How Two American Economists Proved Corruption Is Incurable In Ghana

The degraded and abused Ghanaian flag

The degraded and abused Ghanaian flag

Many people are worried about societal problems, including corruption and violence, which have taken over many African countries. 

There is corruption everywhere, and it has been acknowledged that law enforcement officers, courts and parliamentarians are the most corrupt branches of governments.

Micah chapter7, verse 3, reveals: “Their hands are turned to do evil; the chief demands gifts, and the judge for bribes, and the grandees express the evil desires of his soul and pervert the matter ”

Since ancient times, power and corruption have been inseparable and parallel evolution of the state has evolved corruption.

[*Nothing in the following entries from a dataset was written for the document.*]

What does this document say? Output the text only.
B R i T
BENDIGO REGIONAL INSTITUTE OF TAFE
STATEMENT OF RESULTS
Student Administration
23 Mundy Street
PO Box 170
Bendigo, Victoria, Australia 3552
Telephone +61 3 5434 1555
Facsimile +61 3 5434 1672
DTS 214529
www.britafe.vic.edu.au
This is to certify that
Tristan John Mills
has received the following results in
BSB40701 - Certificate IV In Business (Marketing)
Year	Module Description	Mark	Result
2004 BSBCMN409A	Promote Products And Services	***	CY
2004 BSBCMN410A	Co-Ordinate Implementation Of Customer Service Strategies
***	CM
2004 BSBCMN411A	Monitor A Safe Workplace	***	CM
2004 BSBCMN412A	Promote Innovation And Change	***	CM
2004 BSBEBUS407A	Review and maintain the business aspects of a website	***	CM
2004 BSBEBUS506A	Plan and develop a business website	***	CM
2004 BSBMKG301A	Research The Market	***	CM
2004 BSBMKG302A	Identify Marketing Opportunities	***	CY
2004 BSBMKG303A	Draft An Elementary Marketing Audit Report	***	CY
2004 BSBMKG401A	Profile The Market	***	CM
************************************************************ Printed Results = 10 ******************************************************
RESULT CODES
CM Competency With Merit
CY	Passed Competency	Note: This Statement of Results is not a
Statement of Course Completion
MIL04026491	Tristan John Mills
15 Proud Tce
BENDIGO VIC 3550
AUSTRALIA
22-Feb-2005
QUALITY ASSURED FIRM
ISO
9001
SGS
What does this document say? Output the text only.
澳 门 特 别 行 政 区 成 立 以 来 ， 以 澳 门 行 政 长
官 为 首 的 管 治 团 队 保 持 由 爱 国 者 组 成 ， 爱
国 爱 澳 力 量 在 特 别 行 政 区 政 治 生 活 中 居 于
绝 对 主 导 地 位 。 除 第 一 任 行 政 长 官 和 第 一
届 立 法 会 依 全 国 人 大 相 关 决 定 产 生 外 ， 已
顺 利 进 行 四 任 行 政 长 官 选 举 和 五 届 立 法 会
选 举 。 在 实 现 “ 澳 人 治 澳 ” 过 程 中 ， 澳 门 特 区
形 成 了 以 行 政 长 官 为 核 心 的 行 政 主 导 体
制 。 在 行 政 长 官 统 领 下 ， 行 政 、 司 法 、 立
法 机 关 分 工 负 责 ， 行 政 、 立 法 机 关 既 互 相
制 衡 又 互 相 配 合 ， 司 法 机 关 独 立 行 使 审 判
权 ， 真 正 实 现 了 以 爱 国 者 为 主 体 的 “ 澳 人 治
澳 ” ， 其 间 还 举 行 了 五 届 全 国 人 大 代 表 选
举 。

In 2010, Ghana began to transfer government officials to a new wage scheme. Most of the reform was won by the police, whose salaries doubled overnight. It was assumed that this will lead to the fact that they will stop extorting money from drivers on the roads.

The fact that the situation in this area is appalling was eloquently shown by the results of a survey conducted by the international organization Transparency International: 91% of Ghanaians believed that the police and politicians are corrupt.

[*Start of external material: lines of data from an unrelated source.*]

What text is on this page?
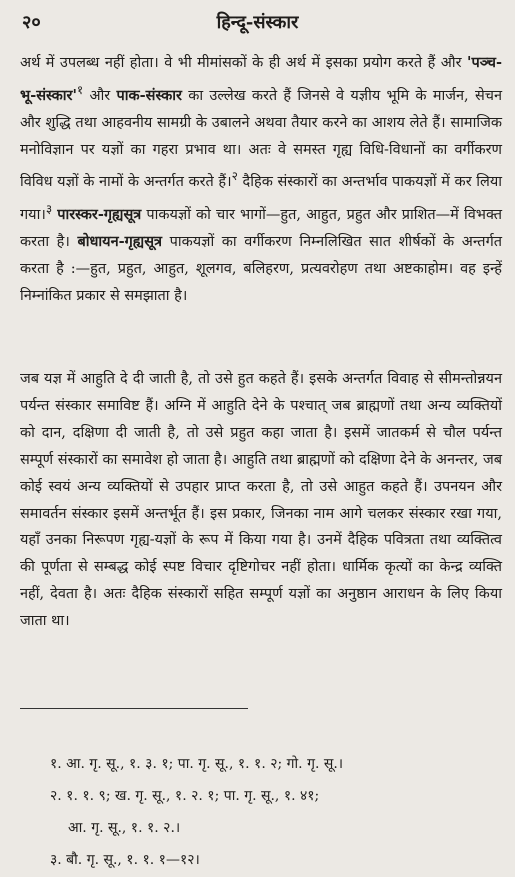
२०	हिन्दू-संस्कार

अर्थ में उपलब्ध नहीं होता। वे भी मीमांसकों के ही अर्थ में इसका प्रयोग करते हैं और '$पञ्च-भू-संस्कार'^१$ और पाक-संस्कार का उल्लेख करते हैं जिनसे वे यज्ञीय भूमि के मार्जन, सेचन और शुद्धि तथा आहवनीय सामग्री के उबालने अथवा तैयार करने का आशय लेते हैं। सामाजिक मनोविज्ञान पर यज्ञों का गहरा प्रभाव था। अतः वे समस्त गृह्य विधि-विधानों का वर्गीकरण विविध यज्ञों के नामों के अन्तर्गत करते हैं।$^२$ दैहिक संस्कारों का अन्तर्भाव पाकयज्ञों में कर लिया गया।$^३$ पारस्कर-गृह्यसूत्र पाकयज्ञों को चार भागों—हुत, आहुत, प्रहुत और प्राशित—में विभक्त करता है। बोधायन-गृह्यसूत्र पाकयज्ञों का वर्गीकरण निम्नलिखित सात शीर्षकों के अन्तर्गत करता है :—हुत, प्रहुत, आहुत, शूलगव, बलिहरण, प्रत्यवरोहण तथा अष्टकाहोम। वह इन्हें निम्नांकित प्रकार से समझाता है।

जब यज्ञ में आहुति दे दी जाती है, तो उसे हुत कहते हैं। इसके अन्तर्गत विवाह से सीमन्तोन्नयन पर्यन्त संस्कार समाविष्ट हैं। अग्नि में आहुति देने के पश्चात् जब ब्राह्मणों तथा अन्य व्यक्तियों को दान, दक्षिणा दी जाती है, तो उसे प्रहुत कहा जाता है। इसमें जातकर्म से चौल पर्यन्त सम्पूर्ण संस्कारों का समावेश हो जाता है। आहुति तथा ब्राह्मणों को दक्षिणा देने के अनन्तर, जब कोई स्वयं अन्य व्यक्तियों से उपहार प्राप्त करता है, तो उसे आहुत कहते हैं। उपनयन और समावर्तन संस्कार इसमें अन्तर्भूत हैं। इस प्रकार, जिनका नाम आगे चलकर संस्कार रखा गया, यहाँ उनका निरूपण गृह्य-यज्ञों के रूप में किया गया है। उनमें दैहिक पवित्रता तथा व्यक्तित्व की पूर्णता से सम्बद्ध कोई स्पष्ट विचार दृष्टिगोचर नहीं होता। धार्मिक कृत्यों का केन्द्र व्यक्ति नहीं, देवता है। अतः दैहिक संस्कारों सहित सम्पूर्ण यज्ञों का अनुष्ठान आराधन के लिए किया जाता था।

१. आ. गृ. सू., १. ३. १; पा. गृ. सू., १. १. २; गो. गृ. सू.।
२. १. १. ९; ख. गृ. सू., १. २. १; पा. गृ. सू., १. ४१;
आ. गृ. सू., १. १. २.।
३. बौ. गृ. सू., १. १. १—१२।
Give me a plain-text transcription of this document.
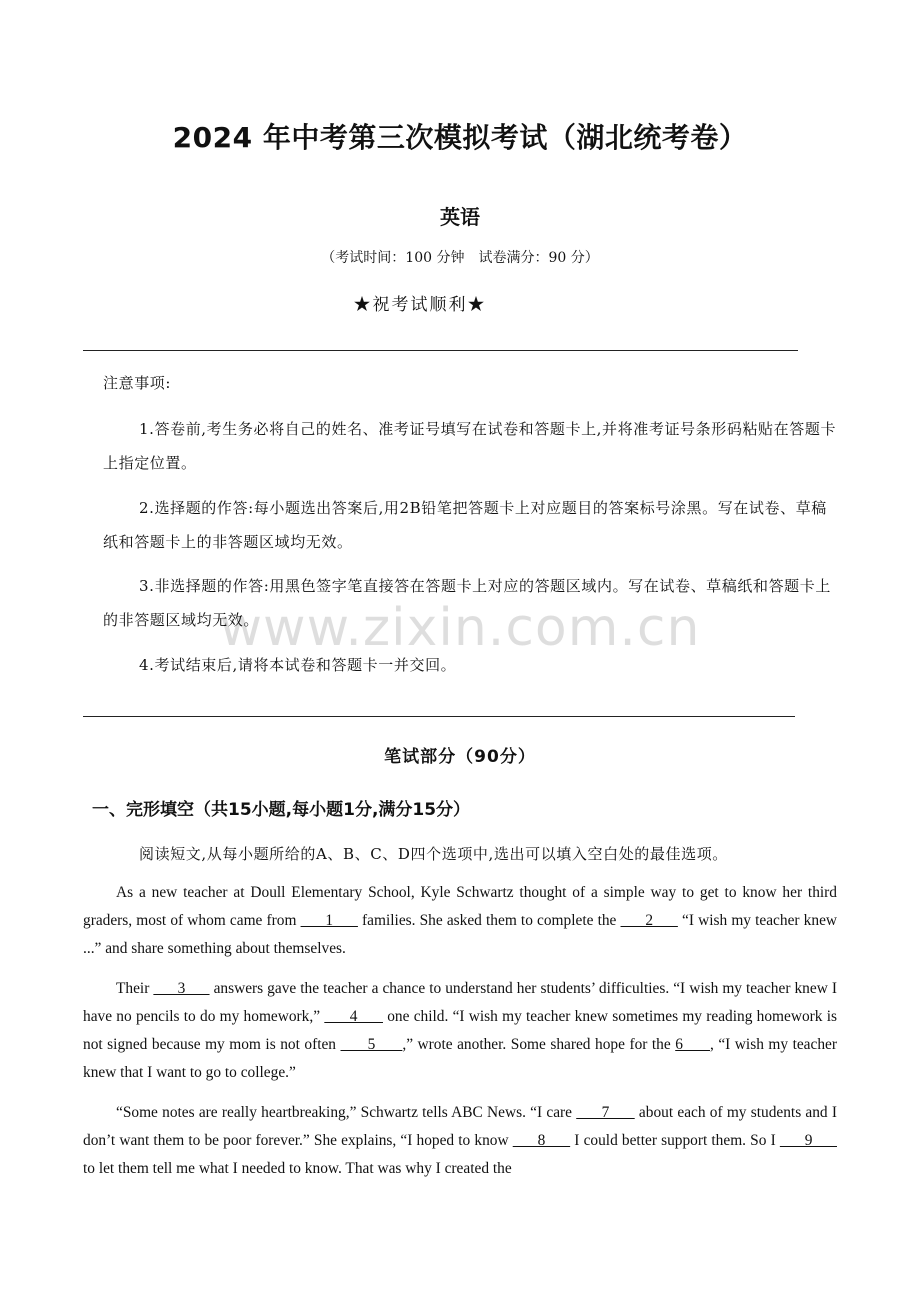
2024 年中考第三次模拟考试（湖北统考卷）
英语
（考试时间：100 分钟　试卷满分：90 分）
★祝考试顺利★
注意事项:
1.答卷前,考生务必将自己的姓名、准考证号填写在试卷和答题卡上,并将准考证号条形码粘贴在答题卡上指定位置。
2.选择题的作答:每小题选出答案后,用2B铅笔把答题卡上对应题目的答案标号涂黑。写在试卷、草稿纸和答题卡上的非答题区域均无效。
3.非选择题的作答:用黑色签字笔直接答在答题卡上对应的答题区域内。写在试卷、草稿纸和答题卡上的非答题区域均无效。
4.考试结束后,请将本试卷和答题卡一并交回。
www.zixin.com.cn
笔试部分（90分）
一、完形填空（共15小题,每小题1分,满分15分）
阅读短文,从每小题所给的A、B、C、D四个选项中,选出可以填入空白处的最佳选项。
As a new teacher at Doull Elementary School, Kyle Schwartz thought of a simple way to get to know her third graders, most of whom came from       1       families. She asked them to complete the       2       “I wish my teacher knew ...” and share something about themselves.
Their       3       answers gave the teacher a chance to understand her students’ difficulties. “I wish my teacher knew I have no pencils to do my homework,”       4       one child. “I wish my teacher knew sometimes my reading homework is not signed because my mom is not often       5      ,” wrote another. Some shared hope for the 6      , “I wish my teacher knew that I want to go to college.”
“Some notes are really heartbreaking,” Schwartz tells ABC News. “I care       7       about each of my students and I don’t want them to be poor forever.” She explains, “I hoped to know       8       I could better support them. So I       9       to let them tell me what I needed to know. That was why I created the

Shortly after the innovation, a large-scale survey of truckers using the roads of Ghana and neighboring Burkina Faso was conducted.

Drivers, who have documents in order, were asked to record how often they were stopped and how much money they had to give as a bribe to police and customs officers during a trip, writes The British Economist.

Two American economists, Jeremy Foltz, and Kweku Opoku-Agyemang analyzed data. The main conclusion was that the police of Ghana became more corrupt after the salary increase both in absolute terms and in comparison with the police of Burkina Faso and the Ghanaian customs officers.

The Ghana police increased the number of checkpoints on the roads and began to detain trucks for unreasonable reasons for a longer time. A driver was stopped 16 times while he was driving through Ghana and money taken.

If people are underpaid, they take bribes in order to make up the difference between real and imaginary income levels. For example, 10 years ago, British deputies faked accountability for their expenses, because they earned less than other people with the same qualifications.

Among the main reasons why the Ghanaian police, despite the wage increase, continued to take bribes, according to Foltz and Opoku-Agyemang, due to corruption and greediness.

Another possible explanation was, salary increases increased their sense of value, and as a result, they began to demand more money. Since the risk of being caught in Ghana is small, it is impossible in this case to apply the normal calculation of risk and reward.

Perhaps a combination of higher wages, skillful political leadership, and harsh punishment could stop corruption. This formula, for example, worked in Singapore but a high salary is certainly not enough.

Contrary to human nature, the increment of salary can never stop corruption because the greed of man has no limit.